Profiling can be run against a whole piece of code for a big-picture view but can be as detailed as checking the efficiency of individual lines of code.
This all means that profiling is an incredibly powerful tool in highlighting inefficiencies in a piece of code.
Documentation and comments
After rewriting the functional code itself, real value can be added by improving the communication of the code to stakeholders and other users. This communication related to what the code intended to achieve, and the specific mechanisms which it used in order to meet these objectives. By helping others to understand how the code is fulfilling its intended purposes, the tool can be more easily maintained; each time a piece of development is carried out, the coder will not need to carry out an in-depth investigation of how the code functions. Even if documentation feels like a big time investment, future time savings will almost always make up for it.
There are a few devices which can be used to improve the communication around a piece of code. For example, a change specification could be written to explain what changes were made and why. A code commentary document could be written to explain how each section of the code works, and perhaps why a particular calculation is being performed. This piece of work could also be used to document any areas where the code looks to be functional, but the underlying calculation looks suspicious according to actuarial understanding.
Perhaps the most useful communication tool in the coder’s arsenal is the comment, that is explanatory text within the code that is not part of the functional code but merely there impart information to people reading the code. Different audiences and tools call for different approaches to commentary within the code. However, in the context of an actuarial placement on client site, where any code is likely to be handed to another party at the end of the project, making plentiful use of comments can really help the code to be understood and maintained.
Comments can be written for a variety of reasons. A comment could preface an entire block of code to explain the intention of the whole section, including brief discussion of the input variables, the output and the actuarial rationale for the intermediate calculations. Alternatively, a comment could act as a side note to a particularly complicated calculation, which either cannot be simplified or requires several lines of code to perform.

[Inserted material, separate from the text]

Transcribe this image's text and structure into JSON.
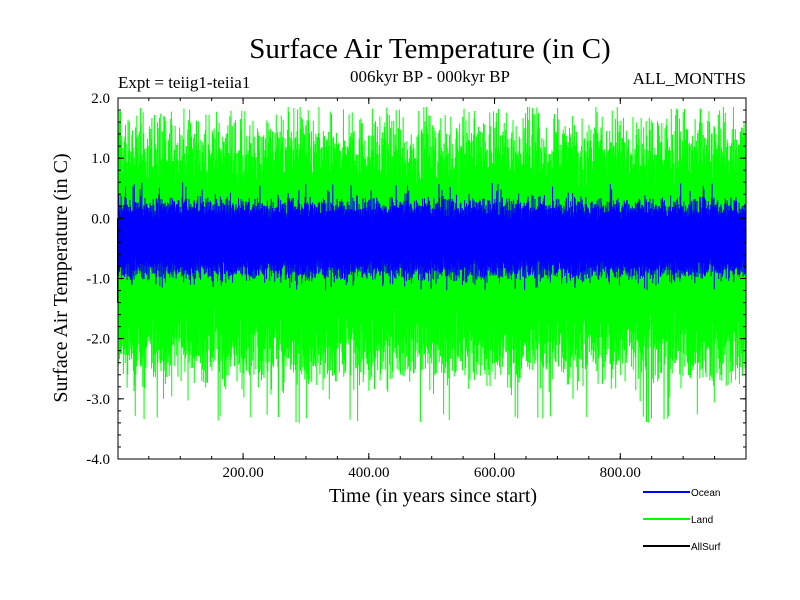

Adding comments to further understanding of a piece of code is almost never a bad idea – this really is an important way to add value to a section of code!
Key Points Recap
There are a multitude of tips and principles we could have chosen from at this point but at APR we think these are some of the key things to keep in mind when building on an existing model.
- If you ever need to modify someone else’s code, take the time to work out exactly how it works before making your change. If it’s a large piece of code, understand the big picture of the whole routine and your section in detail. This will help you to modify the code more efficiently and also identify sections that are now no longer needed in light of your change.

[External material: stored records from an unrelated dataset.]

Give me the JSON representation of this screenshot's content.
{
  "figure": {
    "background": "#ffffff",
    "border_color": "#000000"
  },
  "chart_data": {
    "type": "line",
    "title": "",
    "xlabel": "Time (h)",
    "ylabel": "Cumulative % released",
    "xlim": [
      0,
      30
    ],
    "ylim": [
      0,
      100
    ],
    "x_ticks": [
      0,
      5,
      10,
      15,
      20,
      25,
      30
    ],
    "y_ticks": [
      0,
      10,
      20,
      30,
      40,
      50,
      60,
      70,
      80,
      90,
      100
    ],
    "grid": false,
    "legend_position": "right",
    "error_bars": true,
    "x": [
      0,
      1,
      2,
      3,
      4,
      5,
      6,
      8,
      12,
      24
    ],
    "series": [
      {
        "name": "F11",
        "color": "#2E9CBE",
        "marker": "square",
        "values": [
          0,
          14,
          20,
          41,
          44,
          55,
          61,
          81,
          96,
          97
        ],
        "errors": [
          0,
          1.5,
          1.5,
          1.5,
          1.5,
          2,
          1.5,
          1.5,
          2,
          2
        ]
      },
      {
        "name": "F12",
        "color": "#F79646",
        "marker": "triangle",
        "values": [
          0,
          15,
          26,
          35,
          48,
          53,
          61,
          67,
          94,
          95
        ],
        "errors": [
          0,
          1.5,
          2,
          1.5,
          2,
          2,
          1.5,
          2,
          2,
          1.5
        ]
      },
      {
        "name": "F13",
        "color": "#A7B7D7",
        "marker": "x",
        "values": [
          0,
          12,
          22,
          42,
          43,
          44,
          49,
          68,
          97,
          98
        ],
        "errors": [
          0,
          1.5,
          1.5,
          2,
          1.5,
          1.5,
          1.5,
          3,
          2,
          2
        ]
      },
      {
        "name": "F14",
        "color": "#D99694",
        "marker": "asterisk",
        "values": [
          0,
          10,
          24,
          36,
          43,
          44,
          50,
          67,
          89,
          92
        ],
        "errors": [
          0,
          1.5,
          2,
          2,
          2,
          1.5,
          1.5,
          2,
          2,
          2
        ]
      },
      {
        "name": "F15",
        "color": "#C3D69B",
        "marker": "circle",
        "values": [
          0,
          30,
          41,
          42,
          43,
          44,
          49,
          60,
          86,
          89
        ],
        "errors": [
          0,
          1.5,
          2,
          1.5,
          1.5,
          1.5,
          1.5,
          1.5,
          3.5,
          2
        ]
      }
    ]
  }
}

- Structure your code so that it’s easy to read. This includes simple things like indentation, but also keeping related variables and their calculations in one place. Use subroutines, user-defined functions and classes to keep your code well-structured.
- Use profiling to aid understanding and identifying areas of your code that are inefficient and help focus any work you do to improve efficiency
- Comment and document your code! This can be useful for other people reading your code later on, but also for yourself if you ever have to come back to code you wrote a long time ago.
- Use descriptive but concise variable names and avoid using variables to represent more than one thing within the same block of code.
Know what your platform is capable of and always be ready to learn something new. If you’re struggling to do something efficiently, it might be that there is a simple method you’re unaware of. Don’t be afraid to ask around or search online for help!
 This article is an updated version of one we originally posted in April 2016.